Consumer Alerts

Telemarketing Fraud for Seniors

If you are age 60 or older—and especially if you are an older woman living alone—you may be a special target of people who sell bogus products and services by telephone. Telemarketing scams often involve offers of free prizes, low-cost vitamins and health care products, and inexpensive vacations.

When you send money to people you do not know personally or give personal or financial information to unknown callers, you increase your chances of becoming a victim of telemarketing fraud.

Here are some warning signs of telemarketing fraud—what a caller may tell you:

  • “You must act ‘now’ or the offer won’t be good.”
  • “You’ve won a ‘free’ gift, vacation, or prize.” But you have to pay for “postage and handling” or other charges.
  • “You must send money, give a credit card or bank account number, or have a check picked up by courier.” You may hear this before you have had a chance to consider the offer carefully.
  • “You don’t need to check out the company with anyone.” The callers say you do not need to speak to anyone including your family, lawyer, accountant, local Better Business Bureau, or consumer protection agency.
  • “You don’t need any written information about the company or their references.”
  • “You can’t afford to miss this ‘high-profit, no-risk’ offer.”

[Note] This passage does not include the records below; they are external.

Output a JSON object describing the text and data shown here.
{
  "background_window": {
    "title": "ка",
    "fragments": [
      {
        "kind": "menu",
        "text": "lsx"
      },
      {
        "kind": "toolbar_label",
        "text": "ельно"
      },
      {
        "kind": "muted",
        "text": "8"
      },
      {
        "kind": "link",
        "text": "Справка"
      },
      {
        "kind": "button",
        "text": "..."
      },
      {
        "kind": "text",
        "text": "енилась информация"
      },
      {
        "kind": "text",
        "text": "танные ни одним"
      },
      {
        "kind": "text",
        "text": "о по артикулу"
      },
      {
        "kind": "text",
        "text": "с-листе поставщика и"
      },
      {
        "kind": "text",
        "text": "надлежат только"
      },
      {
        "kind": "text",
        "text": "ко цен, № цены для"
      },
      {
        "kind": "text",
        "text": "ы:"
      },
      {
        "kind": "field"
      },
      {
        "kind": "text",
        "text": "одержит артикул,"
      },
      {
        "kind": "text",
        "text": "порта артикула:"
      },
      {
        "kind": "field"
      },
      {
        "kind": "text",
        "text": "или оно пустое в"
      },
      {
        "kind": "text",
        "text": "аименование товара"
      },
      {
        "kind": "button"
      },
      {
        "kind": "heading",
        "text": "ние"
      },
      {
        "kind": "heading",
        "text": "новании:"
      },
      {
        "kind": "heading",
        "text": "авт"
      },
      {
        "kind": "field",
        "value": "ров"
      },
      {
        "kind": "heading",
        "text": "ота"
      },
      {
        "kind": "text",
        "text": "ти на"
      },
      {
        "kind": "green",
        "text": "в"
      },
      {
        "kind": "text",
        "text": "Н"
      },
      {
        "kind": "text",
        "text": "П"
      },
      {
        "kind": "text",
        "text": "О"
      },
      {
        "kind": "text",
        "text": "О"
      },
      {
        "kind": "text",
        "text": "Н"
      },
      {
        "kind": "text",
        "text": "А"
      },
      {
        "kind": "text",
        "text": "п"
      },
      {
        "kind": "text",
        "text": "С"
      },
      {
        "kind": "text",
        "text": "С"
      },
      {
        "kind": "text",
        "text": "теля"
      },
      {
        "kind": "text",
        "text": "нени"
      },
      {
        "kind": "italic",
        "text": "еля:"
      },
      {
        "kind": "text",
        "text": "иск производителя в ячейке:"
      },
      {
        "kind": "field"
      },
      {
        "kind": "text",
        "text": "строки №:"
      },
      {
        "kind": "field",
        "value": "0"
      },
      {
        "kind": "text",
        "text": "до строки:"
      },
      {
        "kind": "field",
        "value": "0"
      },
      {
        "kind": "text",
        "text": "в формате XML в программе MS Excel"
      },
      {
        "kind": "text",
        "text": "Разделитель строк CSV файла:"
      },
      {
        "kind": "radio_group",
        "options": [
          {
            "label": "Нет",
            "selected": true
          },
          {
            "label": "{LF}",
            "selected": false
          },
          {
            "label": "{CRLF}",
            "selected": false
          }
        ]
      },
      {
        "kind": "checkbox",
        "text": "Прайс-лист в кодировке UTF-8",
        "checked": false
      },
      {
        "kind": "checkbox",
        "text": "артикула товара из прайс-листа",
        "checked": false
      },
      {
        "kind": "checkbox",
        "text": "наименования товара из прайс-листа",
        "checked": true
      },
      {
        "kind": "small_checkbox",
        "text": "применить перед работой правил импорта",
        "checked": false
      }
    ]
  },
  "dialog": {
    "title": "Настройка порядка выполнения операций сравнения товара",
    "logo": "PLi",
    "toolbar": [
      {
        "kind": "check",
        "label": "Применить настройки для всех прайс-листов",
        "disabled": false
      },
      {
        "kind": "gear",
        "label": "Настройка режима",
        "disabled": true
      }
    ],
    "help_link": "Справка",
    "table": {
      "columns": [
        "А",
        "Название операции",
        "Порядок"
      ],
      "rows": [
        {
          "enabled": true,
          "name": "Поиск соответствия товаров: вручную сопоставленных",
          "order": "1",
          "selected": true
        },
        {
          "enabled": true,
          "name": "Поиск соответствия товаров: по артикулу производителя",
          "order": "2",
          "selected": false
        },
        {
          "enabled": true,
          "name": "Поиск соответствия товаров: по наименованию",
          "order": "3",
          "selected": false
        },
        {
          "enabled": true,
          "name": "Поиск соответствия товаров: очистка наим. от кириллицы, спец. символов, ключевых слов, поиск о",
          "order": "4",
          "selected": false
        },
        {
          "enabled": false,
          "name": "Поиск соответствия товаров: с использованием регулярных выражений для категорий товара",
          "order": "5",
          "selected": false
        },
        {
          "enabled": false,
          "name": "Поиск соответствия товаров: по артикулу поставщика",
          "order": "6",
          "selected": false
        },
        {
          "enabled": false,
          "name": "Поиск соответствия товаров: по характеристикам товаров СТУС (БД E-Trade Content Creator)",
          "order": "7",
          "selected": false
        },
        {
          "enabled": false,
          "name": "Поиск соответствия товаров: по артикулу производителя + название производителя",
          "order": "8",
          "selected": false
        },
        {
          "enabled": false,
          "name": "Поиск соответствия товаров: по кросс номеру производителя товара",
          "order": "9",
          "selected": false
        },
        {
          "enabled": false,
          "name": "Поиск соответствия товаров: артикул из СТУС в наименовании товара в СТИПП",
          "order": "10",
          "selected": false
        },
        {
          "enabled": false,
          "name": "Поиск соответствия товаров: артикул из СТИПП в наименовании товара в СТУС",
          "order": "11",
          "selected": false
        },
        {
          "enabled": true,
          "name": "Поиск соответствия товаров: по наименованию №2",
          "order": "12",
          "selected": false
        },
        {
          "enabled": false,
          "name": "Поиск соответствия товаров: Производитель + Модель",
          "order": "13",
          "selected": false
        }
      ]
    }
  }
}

If you hear these or similar “lines” from a telephone salesperson, just say “no thank you” and hang up the telephone.  For more information and tips to avoid these scams, visit the FBI Telemarketing Fraud web page.



Fraud Protection
Tips for Consumers
  • Reconcile your statement each month and check for unauthorized transactions.
  • Report any suspicious inquiries or unauthorized account transactions to your bank immediately.
  • Never give out your checking account number unless it is a call you have initiated.
  • Reveal checking account information only to businesses you know to be reputable.
  • Shred or tear-up canceled checks and deposit slips before discarding them.
  • Notify your bank if you don’t receive your checks in a reasonable amount of time.
  • Use dark ink, never light colors or pencil that can be easily erased or covered.
  • Don’t leave blank spaces on the payee or amount lines.